Chad caught Michael’s eye. “How about we ask Princess here to show us where the suit vents its overpressure?”
Michael nodded. “How good’s your sign language?”
Svetlana, dozing on the right side of the cockpit, felt someone shaking her. Opening her eyes, she saw the commander pointing at the other astronaut disappearing into the tunnel to the lunar lander. He waved his hand for her to follow.
Shto? She followed the feet into the tunnel.
Michael had floated up against Bulldog’s ceiling next to Luke’s body, and Chad moved to his designated position on the left, where he’d fly it. Svetlana took the open position on the right and looked at them questioningly.
Mikhail was speaking, moving his hands around her Yastreb spacesuit. She could see that the suit had ballooned. The astronaut suddenly opened his fingers and made a sharp hissing sound, and then raised his shoulders with a questioning look on his face. He was pointing at the oxygen and comm connections on the suit’s front. She found all the English words distracting. What does he mean?
The other astronaut frowned disapprovingly. He impatiently repeated the bursting motion with his hand, and made a harsh “Pssssss” sound that he tailed off.
Ah. She got it.
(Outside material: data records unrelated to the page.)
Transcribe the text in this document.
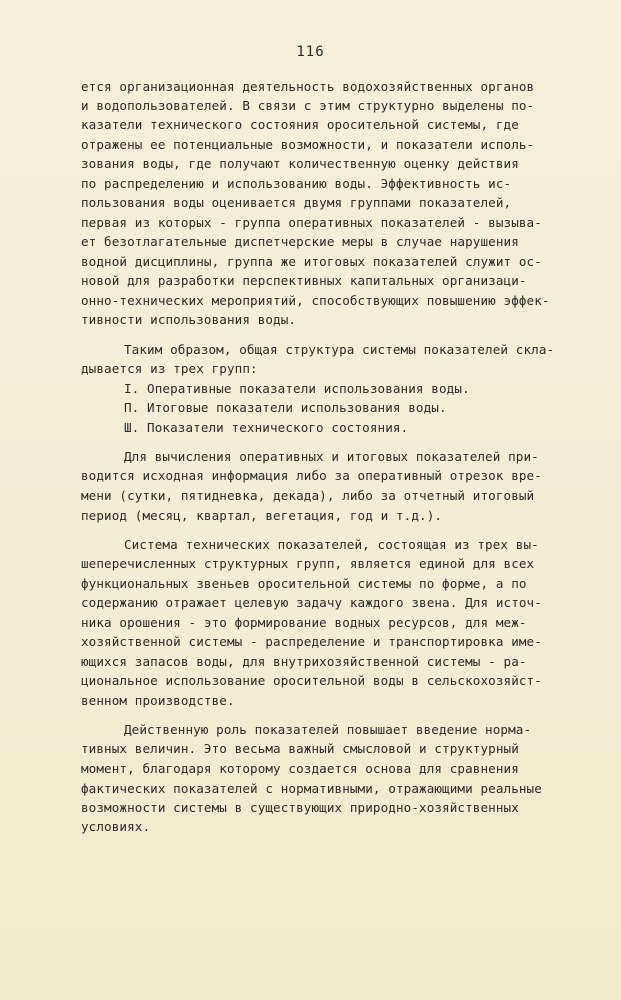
116
ется организационная деятельность водохозяйственных органов
и водопользователей. В связи с этим структурно выделены по-
казатели технического состояния оросительной системы, где
отражены ее потенциальные возможности, и показатели исполь-
зования воды, где получают количественную оценку действия
по распределению и использованию воды. Эффективность ис-
пользования воды оценивается двумя группами показателей,
первая из которых - группа оперативных показателей - вызыва-
ет безотлагательные диспетчерские меры в случае нарушения
водной дисциплины, группа же итоговых показателей служит ос-
новой для разработки перспективных капитальных организаци-
онно-технических мероприятий, способствующих повышению эффек-
тивности использования воды.
Таким образом, общая структура системы показателей скла-
дывается из трех групп:
I. Оперативные показатели использования воды.
П. Итоговые показатели использования воды.
Ш. Показатели технического состояния.
Для вычисления оперативных и итоговых показателей при-
водится исходная информация либо за оперативный отрезок вре-
мени (сутки, пятидневка, декада), либо за отчетный итоговый
период (месяц, квартал, вегетация, год и т.д.).
Система технических показателей, состоящая из трех вы-
шеперечисленных структурных групп, является единой для всех
функциональных звеньев оросительной системы по форме, а по
содержанию отражает целевую задачу каждого звена. Для источ-
ника орошения - это формирование водных ресурсов, для меж-
хозяйственной системы - распределение и транспортировка име-
ющихся запасов воды, для внутрихозяйственной системы - ра-
циональное использование оросительной воды в сельскохозяйст-
венном производстве.
Действенную роль показателей повышает введение норма-
тивных величин. Это весьма важный смысловой и структурный
момент, благодаря которому создается основа для сравнения
фактических показателей с нормативными, отражающими реальные
возможности системы в существующих природно-хозяйственных
условиях.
Floating up next to the suit, she pointed to two fist-sized protruding round knobs over the left rib cage, and mimed a twisting motion with her hand. She then reached up to the helmet and touched a gray butterfly valve under the left ear. She mimicked pinching and turning it, and made the same hissing noise the astronauts had made.
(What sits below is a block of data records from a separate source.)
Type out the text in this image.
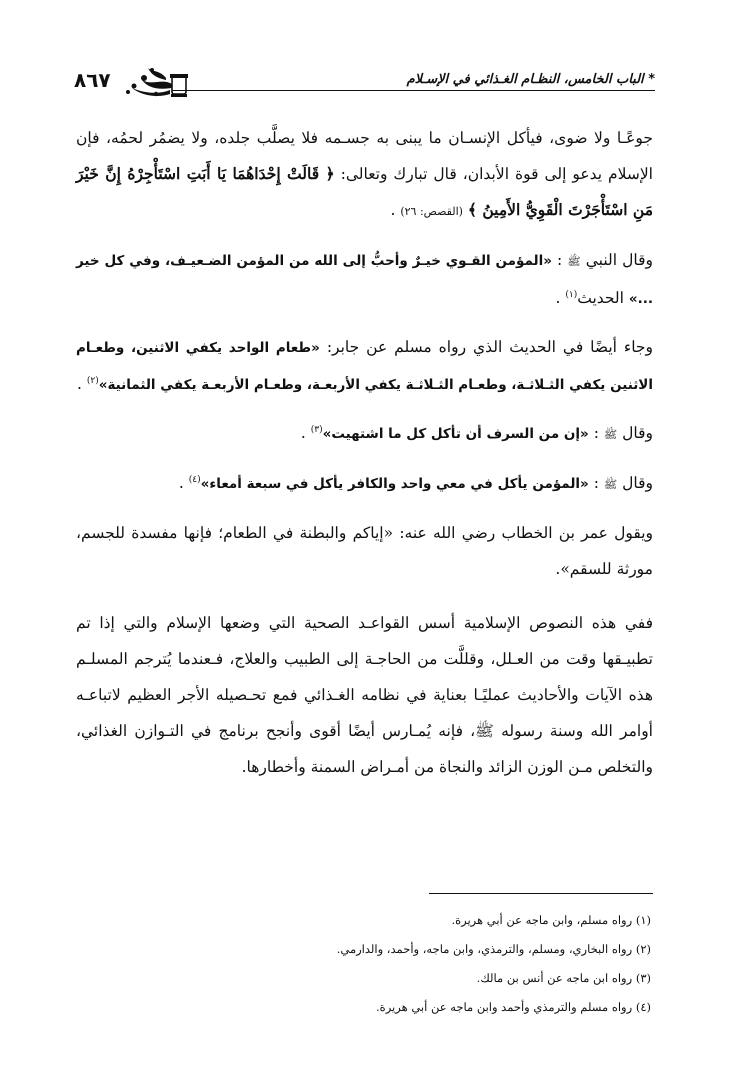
* الباب الخامس، النظـام الغـذائي في الإسـلام
٨٦٧

جوعًـا ولا ضوى، فيأكل الإنسـان ما يبنى به جسـمه فلا يصلَّب جلده، ولا يضمُر لحمُه، فإن الإسلام يدعو إلى قوة الأبدان، قال تبارك وتعالى: ﴿ قَالَتْ إِحْدَاهُمَا يَا أَبَتِ اسْتَأْجِرْهُ إِنَّ خَيْرَ مَنِ اسْتَأْجَرْتَ الْقَوِيُّ الأَمِينُ ﴾ (القصص: ٢٦) .

وقال النبي ﷺ : «المؤمن القـوي خيـرٌ وأحبُّ إلى الله من المؤمن الضـعيـف، وفي كل خير ...» الحديث$^{(١)}$ .

وجاء أيضًا في الحديث الذي رواه مسلم عن جابر: «طعام الواحد يكفي الاثنين، وطعـام الاثنين يكفي الثـلاثـة، وطعـام الثـلاثـة يكفي الأربعـة، وطعـام الأربعـة يكفي الثمانية»$^{(٢)}$ .

وقال ﷺ : «إن من السرف أن تأكل كل ما اشتهيت»$^{(٣)}$ .

وقال ﷺ : «المؤمن يأكل في معي واحد والكافر يأكل في سبعة أمعاء»$^{(٤)}$ .

ويقول عمر بن الخطاب رضي الله عنه: «إياكم والبطنة في الطعام؛ فإنها مفسدة للجسم، مورثة للسقم».

ففي هذه النصوص الإسلامية أسس القواعـد الصحية التي وضعها الإسلام والتي إذا تم تطبيـقها وقت من العـلل، وقللَّت من الحاجـة إلى الطبيب والعلاج، فـعندما يُترجم المسلـم هذه الآيات والأحاديث عمليًـا بعناية في نظامه الغـذائي فمع تحـصيله الأجر العظيم لاتباعـه أوامر الله وسنة رسوله ﷺ، فإنه يُمـارس أيضًا أقوى وأنجح برنامج في التـوازن الغذائي، والتخلص مـن الوزن الزائد والنجاة من أمـراض السمنة وأخطارها.

(١) رواه مسلم، وابن ماجه عن أبي هريرة.
(٢) رواه البخاري، ومسلم، والترمذي، وابن ماجه، وأحمد، والدارمي.
(٣) رواه ابن ماجه عن أنس بن مالك.
(٤) رواه مسلم والترمذي وأحمد وابن ماجه عن أبي هريرة.
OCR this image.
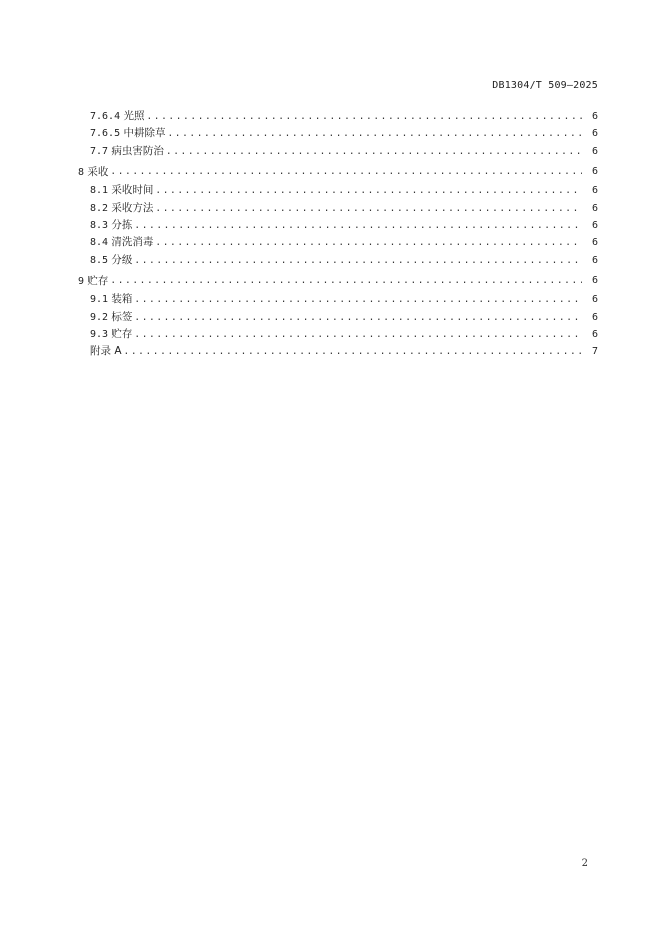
DB1304/T 509—2025
7.6.4 光照 .....	6
7.6.5 中耕除草 .....	6
7.7 病虫害防治 .....	6
8 采收 .....	6
8.1 采收时间 .....	6
8.2 采收方法 .....	6
8.3 分拣 .....	6
8.4 清洗消毒 .....	6
8.5 分级 .....	6
9 贮存 .....	6
9.1 装箱 .....	6
9.2 标签 .....	6
9.3 贮存 .....	6
附录 A .....	7
2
Michael looked closely where she’d pointed. “I think the two chest valves are pressure regulators. They’ve got some Russian writing on them, and arrows to show direction of turn.” He switched his inspection to the helmet. “This looks like a simple purge valve.”
Chad had been silently sounding out the Cyrillic writing on the two chest valves. One said “Unscrew all the way for flight” and the other said “Screw in all the way.” He spoke as if he was making an educated guess. “I bet one’s for overpressure, and the other’s for underpressure.” There were no labels on the helmet valve. He pointed at it. “That one looks like just a manual open/close.”
Michael nodded. “Makes sense.”
Both men pondered the information.
“But what do we do if the stink inside starts coming out of one of these?” Michael shook his head. “Even after death we have to deal with Luke’s farting.”
Chad ignored the humor. He had an idea. “We’ve got the small tap line here in Bulldog we can put on the egress hatch pressure valve. We could wrap it tight with tape directly to this helmet valve, and crack them both open very slightly to suck the extra pressure out to vacuum.”
Michael evaluated. “Yeah, that should work.” He smiled. “It’ll put us in the running for the duct tape hall of fame.”
Chad donned the LM headset and pushed Transmit.
“Houston, we think we have a solution.” He described what the cosmonaut had shown them, and his plan.
Kaz replied, “Roger, Bulldog, sounds like it might well work. Let us think about it.”
Gene Kranz spoke. “EECOM, I want you to use the interpreter and get on the horn ASAP with whoever the suit specialists are in Moscow. Make sure we’re understanding the valve function properly and get their input into the crew’s manual vent idea.”